1.Prophylactic bilateral internal iliac artery balloon occlusion in the management of placenta accreta: A 36-month review
Yiap Loong Tan ; Haris Suharjono ; Nina Lee Jing Lau ; Hian Yan Voon
The Medical Journal of Malaysia 2016;71(3):111-116
Background: The contemporary obstetrician is increasingly
put to the test by rising numbers of pregnancies with
morbidly adherent placenta. This study illustrates our
experience with prophylactic bilateral internal iliac artery
occlusion as part of its management.
Methods: Between January 2011 to January 2014, 13
consecutive patients received the intervention prior to
scheduled caesarean delivery for placenta accreta. All cases
were diagnosed by ultrasonography, color Doppler imaging
and supplemented with MRI where necessary. The Wanda
balloonTM catheter (Boston Scientific, Natick, MA, U.S.A)
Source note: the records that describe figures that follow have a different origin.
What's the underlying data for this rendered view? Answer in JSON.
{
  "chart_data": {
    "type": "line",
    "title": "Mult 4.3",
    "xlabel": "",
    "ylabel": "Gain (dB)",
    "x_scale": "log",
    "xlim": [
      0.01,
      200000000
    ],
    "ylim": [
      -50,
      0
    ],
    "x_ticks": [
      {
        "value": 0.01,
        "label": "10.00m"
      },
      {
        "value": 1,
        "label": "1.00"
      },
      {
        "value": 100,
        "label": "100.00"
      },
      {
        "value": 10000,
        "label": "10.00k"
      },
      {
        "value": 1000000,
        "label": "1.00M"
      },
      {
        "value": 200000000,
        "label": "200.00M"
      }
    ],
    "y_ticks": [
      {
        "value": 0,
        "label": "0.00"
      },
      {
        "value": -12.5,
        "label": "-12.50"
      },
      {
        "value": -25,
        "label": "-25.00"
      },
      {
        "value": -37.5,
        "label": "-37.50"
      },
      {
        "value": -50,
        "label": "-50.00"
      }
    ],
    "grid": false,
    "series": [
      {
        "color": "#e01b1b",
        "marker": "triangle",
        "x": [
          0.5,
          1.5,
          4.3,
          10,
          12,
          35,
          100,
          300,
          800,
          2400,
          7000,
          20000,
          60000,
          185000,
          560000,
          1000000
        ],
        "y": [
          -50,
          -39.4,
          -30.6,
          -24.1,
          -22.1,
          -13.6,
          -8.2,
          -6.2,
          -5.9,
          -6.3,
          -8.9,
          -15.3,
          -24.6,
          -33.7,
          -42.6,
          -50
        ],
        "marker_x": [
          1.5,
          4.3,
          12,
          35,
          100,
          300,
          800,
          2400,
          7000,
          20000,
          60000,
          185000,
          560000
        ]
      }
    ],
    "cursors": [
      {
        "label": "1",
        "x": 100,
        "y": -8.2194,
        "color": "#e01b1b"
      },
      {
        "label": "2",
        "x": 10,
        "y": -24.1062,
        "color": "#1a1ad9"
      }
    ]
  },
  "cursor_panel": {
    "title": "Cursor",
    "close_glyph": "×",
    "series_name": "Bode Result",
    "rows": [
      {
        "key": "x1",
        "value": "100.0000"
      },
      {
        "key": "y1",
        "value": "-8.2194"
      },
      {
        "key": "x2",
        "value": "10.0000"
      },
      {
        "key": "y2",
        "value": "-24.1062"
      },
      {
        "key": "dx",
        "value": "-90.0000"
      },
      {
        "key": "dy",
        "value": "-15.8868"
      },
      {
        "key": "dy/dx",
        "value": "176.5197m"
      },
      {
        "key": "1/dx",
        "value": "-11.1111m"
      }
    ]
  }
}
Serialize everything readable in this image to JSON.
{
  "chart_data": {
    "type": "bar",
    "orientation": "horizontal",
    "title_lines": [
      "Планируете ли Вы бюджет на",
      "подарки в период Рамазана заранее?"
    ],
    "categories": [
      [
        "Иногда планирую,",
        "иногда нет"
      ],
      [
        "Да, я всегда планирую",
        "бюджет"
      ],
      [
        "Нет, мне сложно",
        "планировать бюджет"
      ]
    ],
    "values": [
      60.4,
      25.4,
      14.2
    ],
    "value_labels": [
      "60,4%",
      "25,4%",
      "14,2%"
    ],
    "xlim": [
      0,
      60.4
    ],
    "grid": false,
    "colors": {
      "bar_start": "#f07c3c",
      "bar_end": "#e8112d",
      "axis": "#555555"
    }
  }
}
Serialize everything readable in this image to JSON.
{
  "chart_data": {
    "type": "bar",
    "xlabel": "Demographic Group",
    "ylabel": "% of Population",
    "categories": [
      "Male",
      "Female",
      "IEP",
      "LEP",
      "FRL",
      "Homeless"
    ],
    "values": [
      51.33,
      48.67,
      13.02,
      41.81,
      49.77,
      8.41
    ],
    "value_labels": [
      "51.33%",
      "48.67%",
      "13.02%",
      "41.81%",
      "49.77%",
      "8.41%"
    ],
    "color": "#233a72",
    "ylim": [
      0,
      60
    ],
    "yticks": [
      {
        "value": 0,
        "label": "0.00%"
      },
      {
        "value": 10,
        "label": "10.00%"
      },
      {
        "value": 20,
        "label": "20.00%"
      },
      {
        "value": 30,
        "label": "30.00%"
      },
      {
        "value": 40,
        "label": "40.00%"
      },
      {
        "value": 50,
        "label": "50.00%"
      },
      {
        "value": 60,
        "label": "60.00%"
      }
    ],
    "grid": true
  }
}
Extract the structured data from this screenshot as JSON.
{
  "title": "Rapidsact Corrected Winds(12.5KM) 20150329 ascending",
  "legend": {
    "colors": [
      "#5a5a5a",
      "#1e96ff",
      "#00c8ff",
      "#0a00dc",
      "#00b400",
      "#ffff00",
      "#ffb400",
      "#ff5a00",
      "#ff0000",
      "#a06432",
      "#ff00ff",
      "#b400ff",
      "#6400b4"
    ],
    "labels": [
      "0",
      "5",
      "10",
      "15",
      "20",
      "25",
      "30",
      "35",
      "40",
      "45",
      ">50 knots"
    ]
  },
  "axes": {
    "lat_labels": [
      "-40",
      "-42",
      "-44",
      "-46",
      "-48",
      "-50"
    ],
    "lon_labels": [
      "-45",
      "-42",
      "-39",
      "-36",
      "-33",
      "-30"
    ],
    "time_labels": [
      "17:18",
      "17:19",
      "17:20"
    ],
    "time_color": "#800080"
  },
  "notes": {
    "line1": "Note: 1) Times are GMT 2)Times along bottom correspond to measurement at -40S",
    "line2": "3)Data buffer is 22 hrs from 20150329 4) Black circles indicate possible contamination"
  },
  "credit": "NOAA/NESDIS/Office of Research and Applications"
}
were placed in the proximal segment of the internal iliac
arteries preceding surgery. This was followed by a midline
laparotomy and classical caesarean section, avoiding the
placenta. Both internal iliac balloons were inflated just
before the delivery of fetus and deflated once haemostasis
was secured. Primary outcomes measured were
perioperative blood loss, blood transfusion requirement and
the need for ICU admission.
Results: The mean and median intraoperative blood loss
were 1076mls±707 and 800mls (300-2500) respectively while
mean perioperative blood loss was 1261mls±946. Just over
half of the patients in our series required blood and/or blood
products transfusion. Two patients (15.4%) required ICU
admission.
Conclusion: Our study suggests that preoperative
prophylactic balloon occlusion of bilateral internal iliac
arteries reduces both blood loss and transfusion
requirement in patients with placenta accreta, scheduled to
undergo elective caesarean hysterectomy. It is an adjunct to
be considered in the management of a modern day obstetric
problem, although the authors are cautious about
generalizing its benefit without larger, randomized trials.